Sağlık emekçilerinden pek çok ilde “Vergide Adalet” eylemleri
Vergi adaletsizliğine karşı aile hekimleri ve aile sağlığı çalışanları bir kez daha seslerini yükselttiler. İstanbul, Bursa, Mersin, Adana, Antalya, Urfa ve İzmir gibi pek çok kentte alanlara çıkan sağlık emekçileri, yüzde 35’i bulan vergi kesintileri nedeniyle temmuz ayındaki zammın şimdiden eridiğini vurguladılar. Aile sağlık merkezleri önünde yapılan eylemlerde taleplerini haykıran emekçiler, doğrudan alınan verginin yüzde 15’te sabitlenmesini istediler. “Bizden kesilen vergiler bizim şartlarımızı düzeltmek için harcanmadığına göre, nereye harcanıyor?” diye soran emekçiler vergi adaletsizliğinin son bulması için mücadeleye devam edeceklerini belirttiler.
Çok sayıda sendikanın ve meslek örgütünün katıldığı Mersin’deki eylemde kurumlar adına yapılan ortak açıklamada şu sözlere yer verildi: “Sırtımızdan alınan vergilerle şirketlerin vergi borcu siliniyor ama biz aile hekimlerini koruyacak hiçbir önlem alınmıyor, çalışma koşullarımız düzeltilmiyor.”

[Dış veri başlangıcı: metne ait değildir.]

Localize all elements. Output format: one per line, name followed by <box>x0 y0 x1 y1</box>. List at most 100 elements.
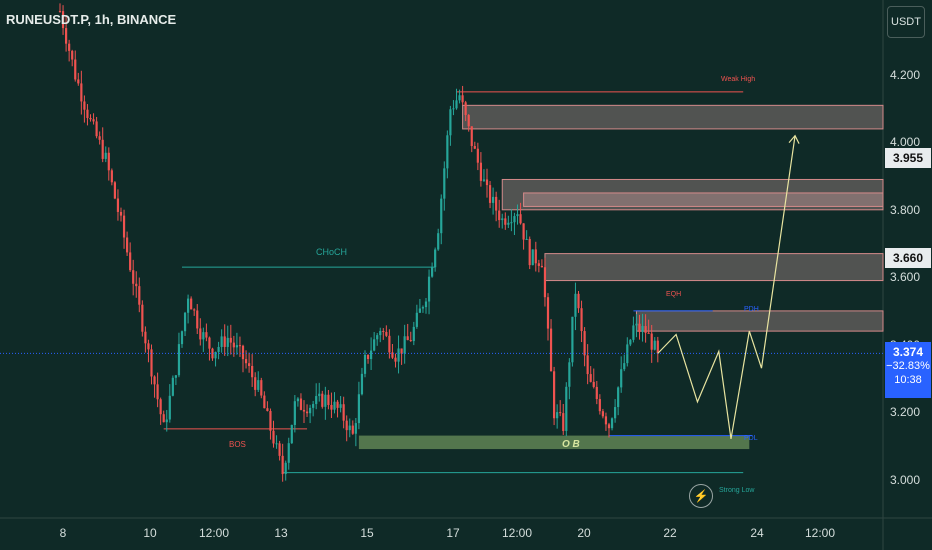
bearish-order-block-zone[interactable] <box>501 178 884 211</box>
candle-body <box>409 340 412 342</box>
bearish-order-block-zone[interactable] <box>544 253 884 282</box>
currency-button[interactable]: USDT <box>887 6 925 38</box>
candle-body <box>534 249 537 264</box>
candle-body <box>565 386 568 431</box>
candle-body <box>427 276 431 302</box>
candle-body <box>281 455 284 475</box>
ticker-label[interactable]: RUNEUSDT.P, 1h, BINANCE <box>6 12 177 27</box>
time-axis[interactable]: 8 10 12:00 13 15 17 12:00 20 22 24 12:00 <box>60 526 836 540</box>
candle-body <box>446 135 449 169</box>
candle-body <box>601 411 604 417</box>
candle-body <box>418 308 421 313</box>
candle-body <box>473 146 476 149</box>
label-strong-low: Strong Low <box>719 487 755 494</box>
candle-body <box>357 394 360 424</box>
candle-body <box>312 404 315 408</box>
candle-body <box>336 401 339 408</box>
candle-body <box>638 323 641 332</box>
candle-body <box>641 326 644 332</box>
candle-body <box>147 343 150 350</box>
candle-body <box>403 336 406 354</box>
candle-body <box>595 386 598 400</box>
candle-body <box>318 393 321 397</box>
candle-body <box>122 215 126 238</box>
candle-body <box>421 307 425 309</box>
candle-body <box>470 126 473 147</box>
candle-body <box>437 233 440 250</box>
bearish-order-block-zone[interactable] <box>462 104 884 130</box>
candle-body <box>342 404 345 421</box>
candle-body <box>217 346 220 352</box>
candle-body <box>162 414 165 423</box>
candle-body <box>159 399 162 415</box>
candle-body <box>449 109 452 136</box>
current-price-badge: 3.374 −32.83% 10:38 <box>885 342 931 398</box>
candle-body <box>269 410 272 431</box>
candle-body <box>507 222 510 225</box>
projection-path <box>657 135 796 440</box>
candle-body <box>510 222 513 224</box>
bearish-order-block-zone[interactable] <box>635 310 884 332</box>
bearish-order-block-zone[interactable] <box>523 192 884 207</box>
candle-body <box>107 152 110 171</box>
candle-body <box>363 354 367 374</box>
candle-body <box>226 337 229 347</box>
candle-body <box>376 335 379 340</box>
candle-body <box>617 387 620 408</box>
price-tag-3660: 3.660 <box>885 248 931 268</box>
candle-body <box>77 79 80 84</box>
candle-body <box>516 214 519 217</box>
candle-body <box>168 395 171 420</box>
label-pdl: PDL <box>744 435 758 442</box>
candle-body <box>568 362 571 387</box>
candle-body <box>248 363 251 366</box>
candle-body <box>571 316 574 363</box>
candle-body <box>431 267 434 277</box>
candle-body <box>113 182 116 199</box>
candle-body <box>211 348 214 359</box>
time-tick: 20 <box>577 526 591 540</box>
time-tick: 15 <box>360 526 374 540</box>
zones-layer <box>358 104 884 450</box>
candle-body <box>266 408 269 411</box>
candle-body <box>519 214 522 224</box>
time-tick: 10 <box>143 526 157 540</box>
candle-body <box>464 102 467 115</box>
candle-body <box>583 331 586 356</box>
candle-body <box>101 139 104 159</box>
candle-body <box>74 59 77 80</box>
candle-body <box>461 95 464 103</box>
candle-body <box>86 109 89 118</box>
levels-layer <box>163 91 753 474</box>
candle-body <box>58 10 62 12</box>
candle-body <box>65 28 68 44</box>
candle-body <box>406 336 409 341</box>
bullish-order-block-zone[interactable] <box>358 435 750 450</box>
candle-body <box>287 443 290 463</box>
candle-body <box>333 401 336 410</box>
candle-body <box>479 162 482 181</box>
lightning-icon[interactable]: ⚡ <box>689 484 713 508</box>
candle-body <box>467 114 470 127</box>
time-tick: 22 <box>663 526 677 540</box>
candle-body <box>223 336 226 347</box>
candle-body <box>119 211 123 216</box>
candle-body <box>476 148 479 163</box>
time-tick: 17 <box>446 526 460 540</box>
price-change-percent: −32.83% <box>886 360 930 372</box>
candle-body <box>305 411 309 414</box>
candle-body <box>278 443 281 456</box>
candle-body <box>650 333 653 350</box>
time-tick: 8 <box>60 526 67 540</box>
candle-body <box>385 331 388 336</box>
candle-body <box>284 462 287 475</box>
candle-body <box>620 369 623 388</box>
candle-body <box>556 412 559 419</box>
candle-body <box>150 349 153 377</box>
label-pdh: PDH <box>744 306 759 313</box>
candle-body <box>95 121 98 137</box>
candle-body <box>598 399 601 412</box>
candle-body <box>412 326 415 342</box>
candle-body <box>586 355 589 375</box>
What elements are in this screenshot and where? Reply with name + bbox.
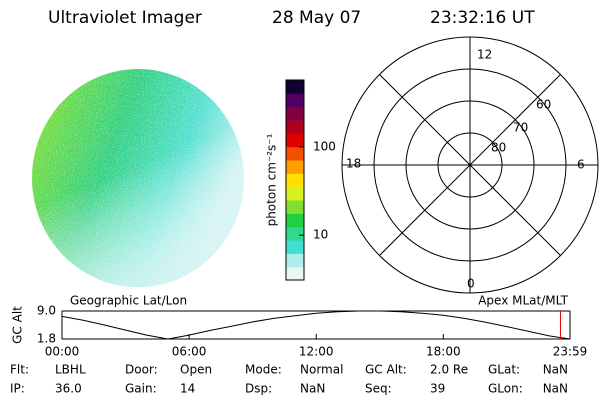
status-value: 2.0 Re — [430, 363, 468, 377]
altitude-line — [61, 310, 571, 340]
colorbar-cell — [286, 80, 304, 94]
colorbar-cell — [286, 226, 304, 241]
status-value: Open — [180, 363, 212, 377]
x-tick-label: 06:00 — [172, 345, 207, 359]
status-label: GC Alt: — [365, 363, 407, 377]
status-label: Door: — [125, 363, 158, 377]
status-label: Flt: — [10, 363, 29, 377]
status-label: GLat: — [488, 363, 520, 377]
colorbar-frame — [285, 79, 305, 281]
status-label: Seq: — [365, 382, 392, 396]
lat-label: 80 — [491, 141, 506, 155]
hour-label: 18 — [346, 157, 361, 171]
colorbar-cell — [286, 266, 304, 281]
status-value: NaN — [543, 363, 568, 377]
x-tick-label: 18:00 — [426, 345, 461, 359]
x-tick-label: 12:00 — [299, 345, 334, 359]
x-tick-label: 23:59 — [553, 345, 588, 359]
dial-spoke — [379, 74, 561, 256]
status-value: Normal — [300, 363, 343, 377]
colorbar-cell — [286, 146, 304, 161]
status-label: Gain: — [125, 382, 157, 396]
status-value: NaN — [543, 382, 568, 396]
image-noise — [32, 69, 244, 287]
hour-label: 0 — [467, 277, 475, 291]
plot-title-right: Apex MLat/MLT — [478, 294, 568, 308]
status-value: NaN — [300, 382, 325, 396]
status-value: 14 — [180, 382, 195, 396]
date: 28 May 07 — [272, 8, 361, 28]
colorbar-label: photon cm⁻²s⁻¹ — [265, 133, 279, 226]
time: 23:32:16 UT — [430, 8, 535, 28]
y-tick-label: 1.8 — [37, 332, 56, 346]
y-tick-label: 9.0 — [37, 304, 56, 318]
status-value: 39 — [430, 382, 445, 396]
lat-label: 70 — [513, 121, 528, 135]
colorbar-cell — [286, 240, 304, 254]
colorbar-cell — [286, 160, 304, 174]
y-axis-label: GC Alt — [11, 306, 25, 344]
colorbar-cell — [286, 186, 304, 201]
colorbar-tick-label: 100 — [313, 139, 336, 153]
colorbar-cell — [286, 133, 304, 148]
colorbar-cell — [286, 106, 304, 121]
colorbar-tick-label: 10 — [313, 228, 328, 242]
colorbar-cell — [286, 213, 304, 228]
hour-label: 6 — [577, 158, 585, 172]
status-value: LBHL — [55, 363, 86, 377]
status-label: IP: — [10, 382, 25, 396]
mlt-dial — [341, 36, 599, 294]
status-panel: Flt: LBHL Door: Open Mode: Normal GC Alt: 2.0 R… — [10, 363, 568, 396]
colorbar-cell — [286, 253, 304, 268]
colorbar-cell — [286, 200, 304, 214]
status-value: 36.0 — [55, 382, 82, 396]
colorbar-cell — [286, 120, 304, 134]
status-label: Mode: — [245, 363, 282, 377]
title: Ultraviolet Imager — [48, 8, 202, 28]
plot-title-left: Geographic Lat/Lon — [70, 294, 187, 308]
lat-label: 60 — [536, 98, 551, 112]
colorbar-cell — [286, 93, 304, 108]
status-label: Dsp: — [245, 382, 272, 396]
hour-label: 12 — [477, 48, 492, 62]
uv-image — [32, 69, 244, 287]
status-label: GLon: — [488, 382, 523, 396]
x-tick-label: 00:00 — [45, 345, 80, 359]
colorbar-cell — [286, 173, 304, 188]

İstanbul Ümraniye Vergi Dairesi önünde yapılan eylemde de “12 ayın 5 ayı vergi için çalışıyoruz” denilerek kamu emekçileri üzerindeki ağır vergi yüküne dikkat çekildi. Eylemlerde sık sık “Vergide Adalet İstiyoruz” sloganları atıldı.
Aydın-Denizli otoyolu işçilerinin eylemi kazanımla sonuçlandı
İnceoğulları İnşaat bünyesinde Aydın-Denizli otoyolu inşaatında çalışan 60’a yakın taşeron işçi, ücretlerinin aylardır gasp edilmesi üzerine 20 Mayısta iş bırakmıştı. İşçilerin eylemi kazanımla sonuçlandı. İnşaat ve Yapı İşçileri Sendikası (İYİ-SEN) kazanım haberini sosyal medya hesabından şu sözlerle duyurdu: “Her türlü olumsuz barınma ve beslenme koşuluna rağmen sendikasına güvenerek kararlılıkla mücadele eden işçi arkadaşlarımızı kutluyoruz. Sendikamız memleketin neresinde olursa olsun inşaat işçisinin hak mücadelesinin içinde olacaktır.”